The Ghana Association of University Administrators (GAUA), has thrown its weight behind members of the University Teachers Association of Ghana (UTAG), who are currently on strike.

In a statement issued by the Association on Wednesday, GAUA bemoaned the plights of lecturers, and called on government and other relevant stakeholders to speedily address the concerns raised by the agitating lecturers.

GAUA also condemned the decision by the National Labour Commission (NLC) to drag UTAG to court; and called for an amicable resolution between UTAG and the Ministry of Employment and Labour Relations.

“GAUA is calling on all stakeholders, especially government, its agents and assigns to immediately and with all seriousness required, resolve all labour agitations to avoid a total shutdown of the Public Universities. That Statutes of the Universities normally provide that in the event where academic or normal life of the University is disrupted for 21 continuous days, Council shall order the closure of the University. The earlier Government took a decisive step towards resolving the UTAG impasse, the better for tertiary education in Ghana”, portions of the statement read.

GAUA also intimated that they are disturbed by the present situation on the campuses of public universities in Ghana and therefore, they are calling on government to “immediately restore the Interim Market Premium and resolve all other related issues, which are the cause of the current disruption of the already challenged academic calendar as a result of COVID-19 and its related impact on the universities”.

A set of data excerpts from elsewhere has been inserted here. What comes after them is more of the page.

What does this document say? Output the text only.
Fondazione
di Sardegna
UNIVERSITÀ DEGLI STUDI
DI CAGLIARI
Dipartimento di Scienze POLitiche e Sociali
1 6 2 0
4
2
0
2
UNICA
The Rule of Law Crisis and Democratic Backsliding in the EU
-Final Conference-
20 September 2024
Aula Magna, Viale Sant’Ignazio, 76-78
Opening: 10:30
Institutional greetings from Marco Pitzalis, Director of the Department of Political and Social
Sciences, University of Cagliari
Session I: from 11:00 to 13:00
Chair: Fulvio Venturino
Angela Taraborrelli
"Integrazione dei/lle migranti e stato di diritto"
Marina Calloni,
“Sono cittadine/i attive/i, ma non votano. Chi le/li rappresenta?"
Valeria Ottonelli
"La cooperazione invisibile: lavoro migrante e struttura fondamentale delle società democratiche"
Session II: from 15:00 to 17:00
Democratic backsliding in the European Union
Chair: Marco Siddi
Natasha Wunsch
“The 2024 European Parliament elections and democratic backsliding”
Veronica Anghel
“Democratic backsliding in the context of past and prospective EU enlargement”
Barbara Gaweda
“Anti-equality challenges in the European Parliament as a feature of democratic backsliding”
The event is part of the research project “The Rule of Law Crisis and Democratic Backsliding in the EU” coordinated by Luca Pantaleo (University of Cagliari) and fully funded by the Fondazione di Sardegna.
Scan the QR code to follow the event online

The Association also pleaded with government to better the conditions of GAUA members across the country.

“We also wish to serve notice and notice is hereby served that GAUA members are equally and negatively affected by the worsening conditions of service and call on government as a matter of urgency to restore the Interim Market Premium of 114%, calculated on the basic salaries of Senior Members of the Public Universities, in line with the agreement of migration to the Single Spine Salary Structure, 2012”, the Association stated.

Meanwhile, Pro-Vice-Chancellor of Academic and Students Affairs at the University of Ghana (Pro VC ASA), Prof. Gordon Awandare, says the law does not prescribe universities in the country to shut down after 21 days with no academic work.

According to him, such a decision is economically driven as careful consideration is taken on the institution’s cost for the university’s smooth running. He explained that providing students with social amenities such as electricity, water, while academic work is at a halt will in the long run have financial implications on the university.

“I don’t think that is a law. It is more of a practical decision in terms of its economics. If you have students on campus using electricity, water, spending money, putting pressure on the facility and nothing is going on in terms of classroom work, then at a point you have to cut your losses and say, let’s take a break, everybody go home and relax and then when the issue is resolved, come back”, Prof. Awandare said in an interview on campus based, Radio Universe, Tuesday.